Mazzone Peter J, Wang Xiao-Feng, Lim Sung, Jett James, Choi Humberto, Zhang Qi, Beukemann Mary, Seeley Meredith, Martino Ray, Rhodes Paul
1 Respiratory Institute, Cleveland Clinic, Cleveland, Ohio.
Ann Am Thorac Soc. 2015 May;12(5):752-7. doi: 10.1513/AnnalsATS.201411-540OC.
Volatile organic compounds present in the exhaled breath have shown promise as biomarkers of lung cancer. Advances in colorimetric sensor array technology, breath collection methods, and clinical phenotyping may lead to the development of a more accurate breath biomarker.
Perform a discovery-level assessment of the accuracy of a colorimetric sensor array-based volatile breath biomarker.

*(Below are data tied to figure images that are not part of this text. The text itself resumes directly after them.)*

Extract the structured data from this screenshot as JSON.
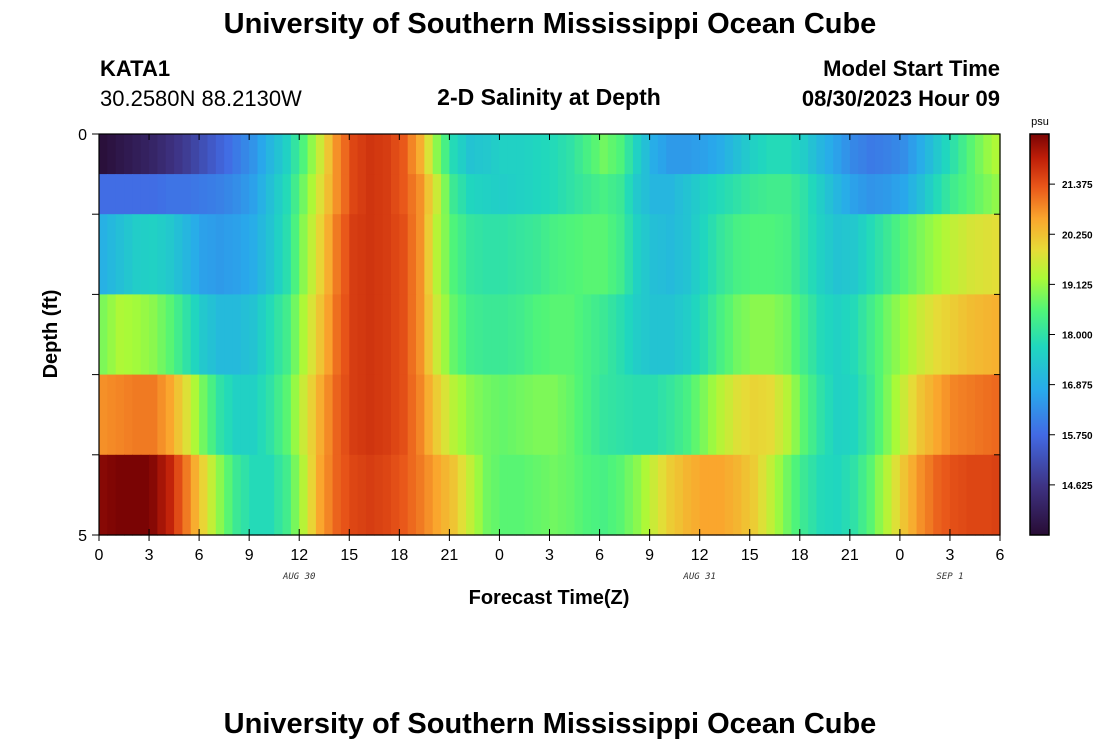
{
  "header": {
    "title": "University of Southern Mississippi Ocean Cube",
    "station": "KATA1",
    "coords": "30.2580N  88.2130W",
    "subtitle": "2-D Salinity at Depth",
    "model_label": "Model Start Time",
    "model_time": "08/30/2023 Hour 09"
  },
  "footer": {
    "title": "University of Southern Mississippi Ocean Cube"
  },
  "chart_data": {
    "type": "heatmap",
    "title": "2-D Salinity at Depth",
    "xlabel": "Forecast Time(Z)",
    "ylabel": "Depth (ft)",
    "x_tick_labels": [
      "0",
      "3",
      "6",
      "9",
      "12",
      "15",
      "18",
      "21",
      "0",
      "3",
      "6",
      "9",
      "12",
      "15",
      "18",
      "21",
      "0",
      "3",
      "6"
    ],
    "x_hours": [
      0,
      54
    ],
    "date_labels": [
      {
        "hour": 12,
        "label": "AUG 30"
      },
      {
        "hour": 36,
        "label": "AUG 31"
      },
      {
        "hour": 51,
        "label": "SEP 1"
      }
    ],
    "y_tick_labels": [
      "0",
      "5"
    ],
    "ylim": [
      0,
      5
    ],
    "depth_layers": 5,
    "colorbar": {
      "unit": "psu",
      "min": 13.5,
      "max": 22.5,
      "ticks": [
        "21.375",
        "20.250",
        "19.125",
        "18.000",
        "16.875",
        "15.750",
        "14.625"
      ],
      "tick_values": [
        21.375,
        20.25,
        19.125,
        18.0,
        16.875,
        15.75,
        14.625
      ]
    },
    "salinity_psu": {
      "hours": [
        0,
        1,
        2,
        3,
        4,
        5,
        6,
        7,
        8,
        9,
        10,
        11,
        12,
        13,
        14,
        15,
        16,
        17,
        18,
        19,
        20,
        21,
        22,
        23,
        24,
        25,
        26,
        27,
        28,
        29,
        30,
        31,
        32,
        33,
        34,
        35,
        36,
        37,
        38,
        39,
        40,
        41,
        42,
        43,
        44,
        45,
        46,
        47,
        48,
        49,
        50,
        51,
        52,
        53,
        54
      ],
      "rows": [
        [
          13.6,
          13.8,
          14.0,
          14.2,
          14.5,
          14.8,
          15.2,
          15.6,
          16.0,
          16.4,
          17.0,
          17.6,
          18.5,
          19.6,
          20.8,
          21.5,
          21.7,
          21.6,
          21.3,
          20.5,
          19.0,
          17.8,
          17.3,
          17.4,
          17.6,
          17.6,
          17.7,
          17.8,
          18.0,
          18.4,
          18.8,
          18.5,
          17.6,
          16.8,
          16.5,
          16.5,
          16.6,
          16.8,
          17.2,
          17.6,
          17.8,
          17.8,
          17.5,
          17.0,
          16.6,
          16.2,
          16.0,
          16.1,
          16.3,
          16.8,
          17.4,
          18.0,
          18.6,
          19.1,
          19.5
        ],
        [
          15.8,
          15.8,
          15.8,
          15.8,
          15.9,
          15.9,
          16.0,
          16.1,
          16.3,
          16.6,
          17.2,
          17.8,
          18.8,
          19.8,
          20.8,
          21.5,
          21.7,
          21.6,
          21.3,
          20.8,
          19.6,
          18.2,
          17.7,
          17.6,
          17.5,
          17.6,
          17.7,
          17.8,
          18.0,
          18.2,
          18.4,
          18.2,
          17.4,
          17.0,
          17.0,
          17.3,
          17.6,
          17.8,
          18.0,
          18.2,
          18.3,
          18.3,
          18.0,
          17.5,
          17.0,
          16.6,
          16.4,
          16.5,
          16.7,
          17.2,
          17.8,
          18.3,
          18.6,
          18.9,
          19.2
        ],
        [
          16.9,
          17.2,
          17.5,
          17.6,
          17.4,
          17.0,
          16.6,
          16.5,
          16.6,
          16.8,
          17.3,
          17.9,
          19.0,
          20.0,
          21.0,
          21.6,
          21.7,
          21.6,
          21.4,
          20.8,
          19.4,
          18.5,
          18.1,
          18.0,
          18.0,
          18.1,
          18.2,
          18.4,
          18.5,
          18.6,
          18.6,
          18.3,
          17.6,
          17.2,
          17.1,
          17.3,
          17.7,
          18.1,
          18.4,
          18.5,
          18.5,
          18.4,
          18.0,
          17.6,
          17.3,
          17.4,
          17.8,
          18.2,
          18.6,
          18.9,
          19.2,
          19.5,
          19.7,
          19.8,
          19.9
        ],
        [
          18.9,
          19.3,
          19.2,
          19.0,
          18.6,
          18.0,
          17.4,
          17.1,
          17.1,
          17.3,
          17.8,
          18.3,
          19.3,
          20.2,
          21.1,
          21.6,
          21.7,
          21.6,
          21.4,
          20.8,
          19.6,
          18.7,
          18.3,
          18.2,
          18.2,
          18.3,
          18.5,
          18.6,
          18.6,
          18.4,
          18.2,
          17.9,
          17.5,
          17.3,
          17.3,
          17.5,
          17.9,
          18.4,
          18.8,
          19.0,
          19.0,
          18.8,
          18.3,
          17.8,
          17.6,
          17.8,
          18.3,
          18.8,
          19.2,
          19.6,
          19.9,
          20.1,
          20.3,
          20.4,
          20.5
        ],
        [
          20.8,
          20.9,
          21.0,
          21.0,
          20.6,
          19.8,
          18.8,
          18.0,
          17.6,
          17.6,
          18.0,
          18.6,
          19.6,
          20.5,
          21.2,
          21.6,
          21.7,
          21.6,
          21.4,
          20.9,
          20.1,
          19.4,
          19.0,
          18.8,
          18.7,
          18.8,
          18.9,
          18.9,
          18.7,
          18.4,
          18.1,
          18.0,
          17.9,
          17.9,
          18.1,
          18.4,
          18.9,
          19.4,
          19.8,
          20.0,
          19.9,
          19.4,
          18.6,
          18.0,
          17.6,
          17.7,
          18.2,
          18.9,
          19.6,
          20.2,
          20.6,
          20.9,
          21.0,
          21.1,
          21.2
        ],
        [
          22.4,
          22.5,
          22.6,
          22.4,
          21.9,
          21.0,
          20.0,
          19.0,
          18.2,
          17.8,
          17.8,
          18.3,
          19.4,
          20.6,
          21.2,
          21.5,
          21.6,
          21.5,
          21.3,
          21.0,
          20.6,
          20.2,
          19.5,
          18.8,
          18.6,
          18.6,
          18.7,
          18.8,
          18.7,
          18.5,
          18.4,
          18.6,
          19.0,
          19.6,
          20.1,
          20.4,
          20.6,
          20.6,
          20.4,
          20.1,
          19.5,
          18.8,
          18.2,
          17.8,
          17.7,
          18.0,
          18.6,
          19.4,
          20.2,
          20.8,
          21.2,
          21.4,
          21.5,
          21.5,
          21.6
        ]
      ]
    }
  }
}
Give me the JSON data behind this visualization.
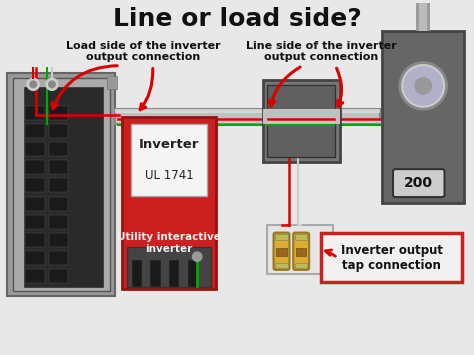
{
  "title": "Line or load side?",
  "title_fontsize": 18,
  "title_fontweight": "bold",
  "bg_color": "#e8e8e8",
  "label_load": "Load side of the inverter\noutput connection",
  "label_line": "Line side of the inverter\noutput connection",
  "label_tap": "Inverter output\ntap connection",
  "label_inverter": "Inverter",
  "label_ul": "UL 1741",
  "label_utility": "Utility interactive\ninverter",
  "label_200": "200",
  "panel_outer_color": "#888888",
  "panel_mid_color": "#aaaaaa",
  "panel_inner_color": "#333333",
  "inverter_color": "#cc2020",
  "inverter_label_bg": "#f5f5f5",
  "junction_box_color": "#707070",
  "junction_inner_color": "#555555",
  "meter_box_color": "#666666",
  "tap_label_bg": "#f0f0f0",
  "tap_label_border": "#cc2020",
  "conduit_color": "#b0b0b0",
  "wire_red": "#dd0000",
  "wire_white": "#cccccc",
  "wire_green": "#00aa00",
  "text_color": "#111111",
  "label_fontsize": 8.0,
  "annotation_lw": 2.2
}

Subjects with biopsy-confirmed untreated lung cancer, and others at risk for developing lung cancer, performed tidal breathing into a breath collection instrument designed to expose a colorimetric sensor array to the alveolar portion of the breath. Random forest models were built from the sensor output of 70% of the study subjects and were tested against the remaining 30%. Models were developed to separate cancer and subgroups from control, and to characterize the cancer. Additional models were developed after matching the clinical phenotypes of cancer and control subjects.
Ninety-seven subjects with lung cancer and 182 control subjects participated. The accuracies, reported as C-statistics, for models of cancer and subgroups versus control ranged from 0.794 to 0.861. The accuracy was improved by developing models for cancer and control groups selected through propensity matching for clinical variables. A model built using only subjects from the largest available clinical subgroup (49 subjects) had a C-statistic of 0.982. Models developed and tested to characterize cancer histology, and to compare early- with late-stage cancer, had C-statistics of 0.881-0.960.
The colorimetric sensor array signature of exhaled breath volatile organic compounds was capable of distinguishing patients with lung cancer from clinically relevant control subjects in a discovery level trial. The incorporation of clinical phenotypes into the further development of this biomarker may optimize its accuracy.
呼出气体中存在的挥发性有机化合物已显示出作为肺癌生物标志物的潜力。比色传感器阵列技术、呼气收集方法和临床表型分析的进展可能会导致开发出更准确的呼气生物标志物。
对比色传感器阵列基挥发性呼气生物标志物的准确性进行探索性评估。
经活检确诊为未经治疗的肺癌患者以及其他有患肺癌风险的受试者,通过潮式呼吸向一种呼气收集仪器中呼气,该仪器旨在使比色传感器阵列暴露于呼气的肺泡部分。随机森林模型基于70%的研究对象的传感器输出构建,并针对其余30%的对象进行测试。构建模型以区分癌症患者和亚组与对照组,并对癌症进行特征描述。在匹配癌症患者和对照对象的临床表型后,又开发了其他模型。
97名肺癌患者和182名对照对象参与了研究。癌症和亚组与对照组模型的准确性(以C统计量表示)范围为0.794至0.861。通过为通过临床变量倾向匹配选择的癌症和对照组开发模型,准确性得到了提高。仅使用最大可用临床亚组(49名对象)中的对象构建的模型的C统计量为0.982。为表征癌症组织学以及比较早期和晚期癌症而开发和测试的模型的C统计量为0.881至0.960。
在一项探索性试验中,呼出气体挥发性有机化合物的比色传感器阵列特征能够将肺癌患者与临床相关对照对象区分开来。将临床表型纳入该生物标志物的进一步开发中可能会优化其准确性。